- Media darling, Redi Tlhabi is just one of a new breed of women making their own way in the previously male dominated world of communication
- An author, and regular columnist in the South Africa media landscape, she is as comfortable on screen as she is behind the mike on the radio shows she has hosted and run
- In an interview with a magazine she once explained what it is that makes her and the women she holds in high esteem different from the ordinary
Badass isn’t usually a description that women are supposed to find flattering, yet in the 21st century, women are celebrating the way they strike against convention, to the point that one leading women’s magazine runs a regular feature on “Badass women”. Redi Tlhabi was only too eager to take on the title and wear it with pride when she acted as guest editor for the fashion glossy, Marie Claire South Africa.
Briefly.co.za gathers that Tlhabi isn’t keen to shrink into the background. She said she absolutely considers herself to be a badass woman. “That’s the only way to be in order to survive, in order to make an impact, in order to have your voice heard,” she said.
She was quick to point out that the title used to have negative connotations, but she doesn’t see it like that. “All that it means is that I’m a woman who recognises that I have a bigger purpose, I have a role to play in society, I'm aware of the historic gender discrimination, I am aware of the lack of social justice in my society, and I need to use my platform, my power, my privileges to be a voice of reason, a voice of positive influence,” she said adding that to her it isn’t about being aggressive or combative at all.
Asked for examples of women she considers to be “badass” she listed a variety of women, from student activist, Naledi Chirwa, to politician Makhosi Khoza arguing that it is difficult to identify exactly what makes a woman badass because of the variety of different factors each woman espouses.
“Take Naledi Chirwa,” she said, “She's a student, she's young, she's a feminist, she's an activist.
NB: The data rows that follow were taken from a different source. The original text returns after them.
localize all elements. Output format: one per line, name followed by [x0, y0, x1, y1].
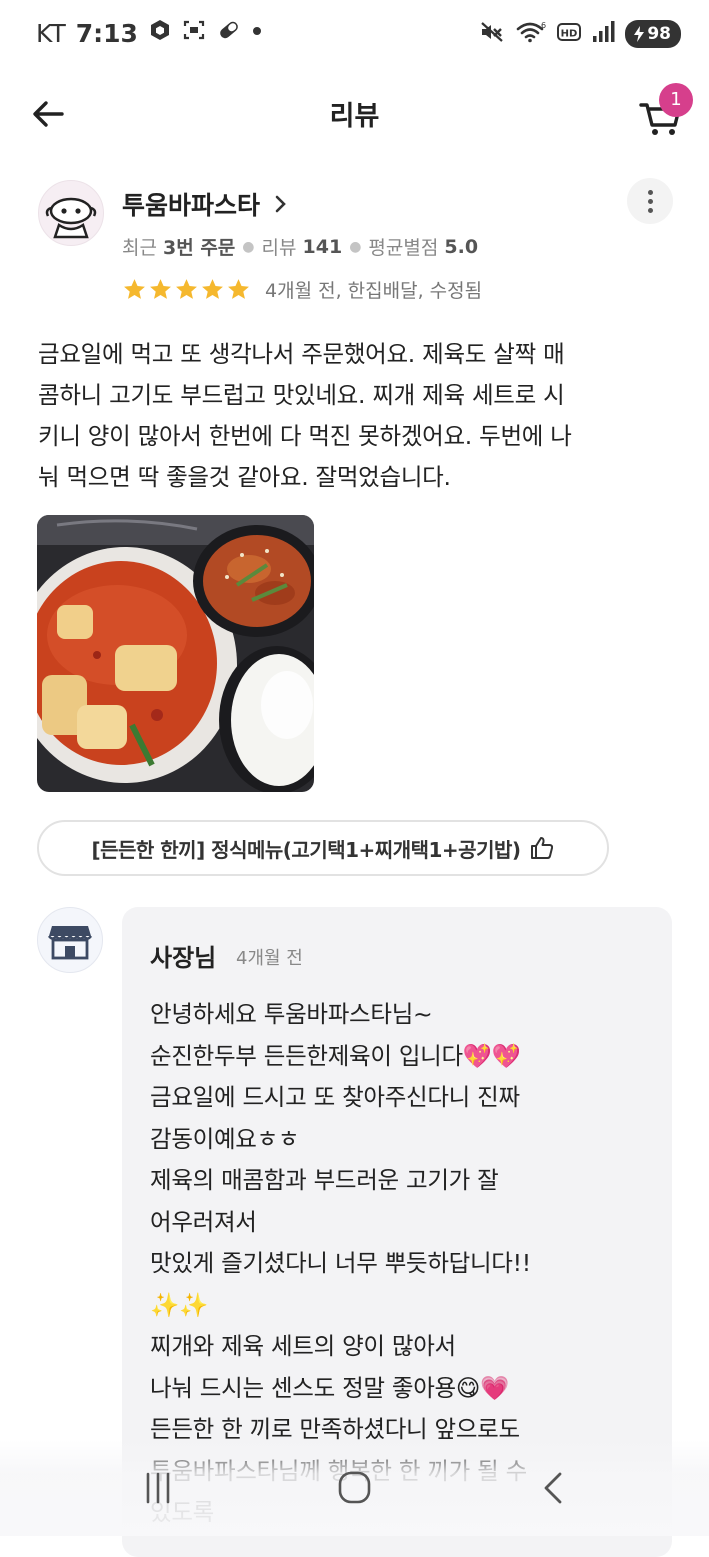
battery-indicator: 98 [625, 20, 681, 48]
stat-reviews-count: 141 [302, 235, 343, 258]
thumbs-up-icon [530, 837, 553, 859]
ordered-menu-label: [든든한 한끼] 정식메뉴(고기택1+찌개택1+공기밥) [91, 837, 521, 862]
carrier-label: KT [36, 18, 66, 48]
kebab-dot [647, 198, 653, 204]
food-photo-image [37, 515, 314, 792]
reply-author: 사장님 [150, 944, 217, 972]
separator-dot: ● [349, 238, 362, 255]
review-photo[interactable] [37, 515, 314, 792]
mute-icon [479, 20, 505, 48]
kebab-dot [647, 207, 653, 213]
reviewer-profile-link[interactable]: 투움바파스타 [122, 186, 288, 222]
star-icon [176, 279, 197, 299]
app-notification-icon [148, 18, 172, 48]
review-text: 금요일에 먹고 또 생각나서 주문했어요. 제육도 살짝 매 콤하니 고기도 부… [38, 340, 572, 491]
svg-text:6: 6 [541, 21, 546, 30]
separator-dot: ● [242, 238, 255, 255]
stat-avg-label: 평균별점 [368, 237, 439, 259]
status-bar: KT 7:13 6 HD 98 [0, 0, 709, 70]
signal-icon [591, 20, 615, 48]
owner-avatar [37, 907, 103, 973]
home-button[interactable] [331, 1468, 379, 1508]
hd-icon: HD [557, 21, 582, 47]
reply-timestamp: 4개월 전 [236, 948, 303, 969]
recent-apps-button[interactable] [134, 1468, 182, 1508]
reviewer-avatar[interactable] [38, 180, 104, 246]
recent-apps-icon [146, 1472, 170, 1504]
chevron-right-icon [275, 195, 286, 213]
kebab-dot [647, 189, 653, 195]
star-icon [202, 279, 223, 299]
app-header: 리뷰 [0, 70, 709, 160]
star-rating [122, 277, 251, 302]
more-options-button[interactable] [627, 178, 673, 224]
star-icon [228, 279, 249, 299]
stat-reviews-label: 리뷰 [261, 237, 297, 259]
home-icon [338, 1471, 371, 1504]
battery-level: 98 [647, 24, 671, 44]
stat-orders: 3번 주문 [163, 237, 236, 259]
notification-dot-icon [252, 18, 262, 48]
page-title: 리뷰 [329, 101, 380, 132]
svg-text:HD: HD [561, 29, 578, 40]
reviewer-stats: 최근 3번 주문 ● 리뷰 141 ● 평균별점 5.0 [122, 233, 478, 260]
charging-bolt-icon [634, 26, 645, 42]
clock: 7:13 [75, 18, 138, 48]
store-icon [47, 926, 93, 960]
star-icon [124, 279, 145, 299]
screenshot-icon [182, 18, 206, 48]
chevron-left-icon [544, 1472, 562, 1504]
pill-icon [216, 18, 242, 48]
rating-row: 4개월 전, 한집배달, 수정됨 [122, 276, 482, 303]
review-meta: 4개월 전, 한집배달, 수정됨 [265, 280, 483, 302]
wifi-icon: 6 [515, 20, 547, 48]
sheep-avatar-icon [45, 197, 97, 239]
stat-recent-label: 최근 [122, 237, 157, 259]
system-back-button[interactable] [530, 1468, 578, 1508]
reviewer-name: 투움바파스타 [122, 191, 261, 220]
system-nav-bar [0, 1440, 709, 1536]
ordered-menu-chip[interactable]: [든든한 한끼] 정식메뉴(고기택1+찌개택1+공기밥) [37, 820, 609, 876]
cart-count-badge: 1 [659, 83, 693, 117]
stat-avg-value: 5.0 [444, 235, 479, 258]
star-icon [150, 279, 171, 299]
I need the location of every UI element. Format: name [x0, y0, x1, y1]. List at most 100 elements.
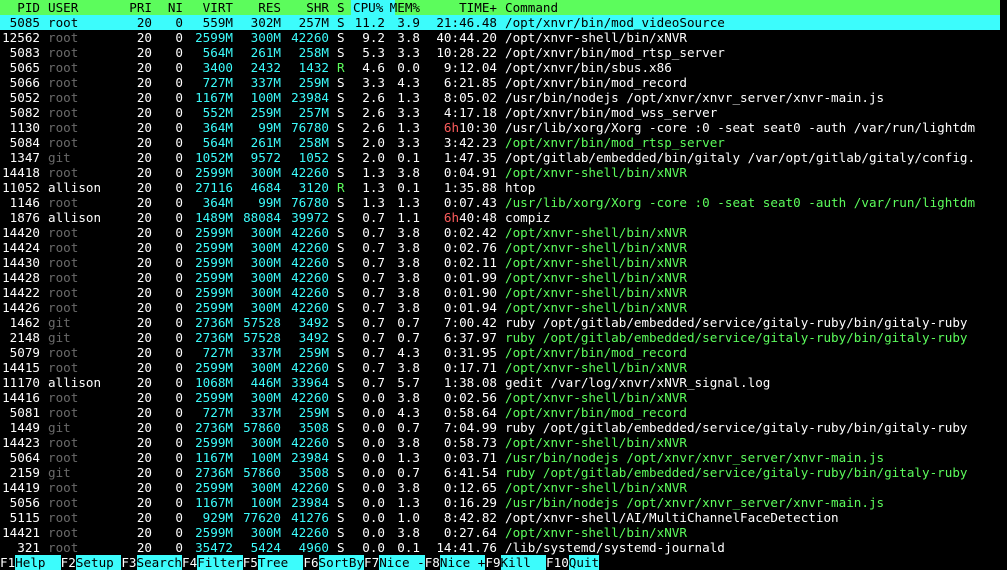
process-s: S [337, 495, 345, 510]
process-row[interactable]: 12562 root 20 0 2599M 300M 42260 S 9.2 3.8 40:44.2… [0, 30, 1000, 45]
fkey-f6[interactable]: F6 [303, 555, 319, 570]
process-cmd: /opt/xnvr/bin/mod_record [505, 345, 687, 360]
process-row[interactable]: 5084 root 20 0 564M 261M 258M S 2.0 3.3 3:42.23/op… [0, 135, 1000, 150]
process-cpu: 0.7 [362, 255, 385, 270]
column-header-state[interactable]: S [337, 0, 345, 15]
fkey-label[interactable]: Quit [568, 555, 600, 570]
process-row[interactable]: 1462 git 20 0 2736M 57528 3492 S 0.7 0.7 7:00.42 ru… [0, 315, 1000, 330]
process-row[interactable]: 2148 git 20 0 2736M 57528 3492 S 0.7 0.7 6:37.97 ru… [0, 330, 1000, 345]
fkey-label[interactable]: SortBy [318, 555, 365, 570]
process-row[interactable]: 11052 allison 20 0 27116 4684 3120 R 1.3 0.1 1:35.… [0, 180, 1000, 195]
process-cmd: /opt/xnvr-shell/bin/xNVR [505, 480, 687, 495]
process-row[interactable]: 14418 root 20 0 2599M 300M 42260 S 1.3 3.8 0:04.91… [0, 165, 1000, 180]
process-pid: 14430 [2, 255, 40, 270]
column-header-virt[interactable]: VIRT [203, 0, 233, 15]
process-shr: 42260 [291, 285, 329, 300]
column-header-ni[interactable]: NI [168, 0, 183, 15]
process-row[interactable]: 11170 allison 20 0 1068M 446M 33964 S 0.7 5.7 1:38… [0, 375, 1000, 390]
process-row[interactable]: 5083 root 20 0 564M 261M 258M S 5.3 3.3 10:28.22/o… [0, 45, 1000, 60]
column-header-pid[interactable]: PID [17, 0, 40, 15]
process-row[interactable]: 14424 root 20 0 2599M 300M 42260 S 0.7 3.8 0:02.76… [0, 240, 1000, 255]
fkey-f5[interactable]: F5 [242, 555, 258, 570]
process-cmd: /opt/xnvr/bin/mod_record [505, 405, 687, 420]
fkey-label[interactable]: Setup [75, 555, 122, 570]
fkey-f10[interactable]: F10 [546, 555, 569, 570]
column-header-time[interactable]: TIME+ [459, 0, 497, 15]
process-row[interactable]: 14430 root 20 0 2599M 300M 42260 S 0.7 3.8 0:02.11… [0, 255, 1000, 270]
process-pid: 5084 [9, 135, 40, 150]
process-row[interactable]: 14426 root 20 0 2599M 300M 42260 S 0.7 3.8 0:01.94… [0, 300, 1000, 315]
process-mem: 1.3 [397, 450, 420, 465]
process-pid: 5085 [9, 15, 40, 30]
process-ni: 0 [175, 60, 183, 75]
fkey-label[interactable]: Search [136, 555, 183, 570]
process-row[interactable]: 5082 root 20 0 552M 259M 257M S 2.6 3.3 4:17.18/op… [0, 105, 1000, 120]
process-cmd: /usr/bin/nodejs /opt/xnvr/xnvr_server/xn… [505, 450, 885, 465]
process-pri: 20 [136, 180, 152, 195]
process-mem: 0.1 [397, 150, 420, 165]
fkey-label[interactable]: Nice - [379, 555, 425, 570]
process-ni: 0 [175, 390, 183, 405]
process-row[interactable]: 5052 root 20 0 1167M 100M 23984 S 2.6 1.3 8:05.02 /… [0, 90, 1000, 105]
process-ni: 0 [175, 120, 183, 135]
process-cmd: /opt/xnvr/bin/sbus.x86 [505, 60, 672, 75]
process-row[interactable]: 2159 git 20 0 2736M 57860 3508 S 0.0 0.7 6:41.54 ru… [0, 465, 1000, 480]
process-row[interactable]: 14416 root 20 0 2599M 300M 42260 S 0.0 3.8 0:02.56… [0, 390, 1000, 405]
fkey-f9[interactable]: F9 [485, 555, 501, 570]
fkey-label[interactable]: Kill [500, 555, 547, 570]
fkey-f7[interactable]: F7 [364, 555, 380, 570]
process-virt: 559M [202, 15, 233, 30]
process-time: 0:07.43 [443, 195, 497, 210]
process-row[interactable]: 5081 root 20 0 727M 337M 259M S 0.0 4.3 0:58.64/op… [0, 405, 1000, 420]
process-row[interactable]: 1130 root 20 0 364M 99M 76780 S 2.6 1.3 6h10:30/us… [0, 120, 1000, 135]
process-row[interactable]: 14420 root 20 0 2599M 300M 42260 S 0.7 3.8 0:02.42… [0, 225, 1000, 240]
process-s: S [337, 210, 345, 225]
fkey-label[interactable]: Filter [197, 555, 243, 570]
fkey-f1[interactable]: F1 [0, 555, 16, 570]
fkey-f2[interactable]: F2 [60, 555, 76, 570]
column-header-res[interactable]: RES [258, 0, 281, 15]
fkey-label[interactable]: Tree [257, 555, 304, 570]
fkey-f8[interactable]: F8 [424, 555, 440, 570]
column-header-mem[interactable]: MEM% [390, 0, 420, 15]
process-res: 302M [250, 15, 281, 30]
process-row[interactable]: 1146 root 20 0 364M 99M 76780 S 1.3 1.3 0:07.43/us… [0, 195, 1000, 210]
process-row[interactable]: 5079 root 20 0 727M 337M 259M S 0.7 4.3 0:31.95/op… [0, 345, 1000, 360]
process-row[interactable]: 14428 root 20 0 2599M 300M 42260 S 0.7 3.8 0:01.99… [0, 270, 1000, 285]
column-header-shr[interactable]: SHR [306, 0, 329, 15]
process-mem: 3.8 [397, 285, 420, 300]
process-shr: 42260 [291, 300, 329, 315]
process-row[interactable]: 14422 root 20 0 2599M 300M 42260 S 0.7 3.8 0:01.90… [0, 285, 1000, 300]
column-header-user[interactable]: USER [48, 0, 78, 15]
process-row[interactable]: 14421 root 20 0 2599M 300M 42260 S 0.0 3.8 0:27.64… [0, 525, 1000, 540]
process-row[interactable]: 5115 root 20 0 929M 77620 41276 S 0.0 1.0 8:42.82 /… [0, 510, 1000, 525]
process-row[interactable]: 5056 root 20 0 1167M 100M 23984 S 0.0 1.3 0:16.29 /… [0, 495, 1000, 510]
fkey-label[interactable]: Help [15, 555, 61, 570]
process-row[interactable]: 14423 root 20 0 2599M 300M 42260 S 0.0 3.8 0:58.73… [0, 435, 1000, 450]
process-row[interactable]: 5064 root 20 0 1167M 100M 23984 S 0.0 1.3 0:03.71 /… [0, 450, 1000, 465]
process-cmd: /usr/bin/nodejs /opt/xnvr/xnvr_server/xn… [505, 495, 885, 510]
column-header-cpu-sorted[interactable]: CPU% [351, 0, 395, 15]
process-cpu: 0.7 [362, 240, 385, 255]
fkey-f4[interactable]: F4 [182, 555, 198, 570]
column-header-command[interactable]: Command [505, 0, 558, 15]
process-row-selected[interactable]: 5085 root 20 0 559M 302M 257M S 11.2 3.9 21:46.48 /… [0, 15, 1000, 30]
fkey-f3[interactable]: F3 [121, 555, 137, 570]
process-mem: 3.8 [397, 300, 420, 315]
process-row[interactable]: 321 root 20 0 35472 5424 4960 S 0.0 0.1 14:41.76/l… [0, 540, 1000, 555]
process-cpu: 1.3 [362, 180, 385, 195]
process-row[interactable]: 1347 git 20 0 1052M 9572 1052 S 2.0 0.1 1:47.35/op… [0, 150, 1000, 165]
process-row[interactable]: 14415 root 20 0 2599M 300M 42260 S 0.7 3.8 0:17.71… [0, 360, 1000, 375]
fkey-label[interactable]: Nice + [439, 555, 486, 570]
process-time: 6:37.97 [443, 330, 497, 345]
process-time: 7:04.99 [443, 420, 497, 435]
process-row[interactable]: 1876 allison 20 0 1489M 88084 39972 S 0.7 1.1 6h40… [0, 210, 1000, 225]
process-ni: 0 [175, 375, 183, 390]
process-row[interactable]: 5066 root 20 0 727M 337M 259M S 3.3 4.3 6:21.85/op… [0, 75, 1000, 90]
process-row[interactable]: 5065 root 20 0 3400 2432 1432 R 4.6 0.0 9:12.04/op… [0, 60, 1000, 75]
process-row[interactable]: 14419 root 20 0 2599M 300M 42260 S 0.0 3.8 0:12.65… [0, 480, 1000, 495]
column-header-pri[interactable]: PRI [129, 0, 152, 15]
process-cpu: 2.0 [362, 135, 385, 150]
process-row[interactable]: 1449 git 20 0 2736M 57860 3508 S 0.0 0.7 7:04.99 ru… [0, 420, 1000, 435]
process-mem: 1.3 [397, 195, 420, 210]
She spoke at Winnie Mandela’s memorial this week and said something that really resonated with me and actually resonated with a lot of women and children in South Africa: that we can't breathe in our communities, in the taxis, in our homes because of gender-based violence. She’s a young woman who proves that dynamite comes in small sizes.”
Of Khoza she says the courage of her convictions made her stand out. “She didn't give a damn about any of that and stood up to the ANC when it was not fashionable to do so. I think I'm mindful of the fact that a lot of politicians are standing up now denouncing Zuma and his era but they're doing it now when it is safe. She did it when it was most unsafe to do that,” she explains.
Tlhabi also spoke of how much she admires artists like Lebo Mashile. “She's used her art and talent to preach her political consciousness. The road between art and politics is not new, but it's very easy and very tempting to just be an entertainer. But with her work and words she forces us to think and reflect about our society.”
She also loves the way women fight battles for the sake of others. She uses as an example Wendy Appelbaum. “She's wealthy but she’s not divorced from her society. And one of the things she did was to fight off these irresponsible credit lenders who are impoverishing workers. She just stood up and she fought them off. She also defied her own father in the boardroom. She is such an interesting woman with such a rich history, rich story and such a love for South Africa and that I admire.”
Tlhabi also expressed admiration for one South African women who had caused much controversy of late, Zodwa Wabantu. “Her background, where she comes from - she should be stuck in menial work, unrecognisable and all of that, but she's tapping into something. She is offering the public what the public want. She’s a badass girl because she is not playing by the rules,” said Tlhabi.
“She’s famous for attending events and I’m rooting for her. Why not? She must have gotten out there not expecting to commercialise whatever she is offering. She also has been cheeky with the way she dresses or doesn't dress,” said Tlhabi expressing the opinion that if people are willing to pay her to attend functions because it will get them news coverage, then she is smart to make money that way. ”I think she's a badass businesswoman. Good for her.”
Finally Tlhabi spoke of the late Winnie Madikizela-Mandela. “She broke all the rules. Was she reckless? I think she was in some aspects. Was she complex? I think she was. But there is so much fierceness and strength and wisdom that came out of Winnie Madikizela-Mandela and she used it for good.”
Tlhabi recounted a story from her childhood when Winnie Mandela was summoned to solve a problem almost as if by magic. “Where I come from I remember a child being hit by a car and people not knowing what to do and someone in the crowd saying call Winnie Mandela and in no time she was there,” she explained.
“People associated her with the kind of strength that is needed in times of crisis. Also, it was a given that Winnie only shows up when she's needed the most and I think that makes her badass.”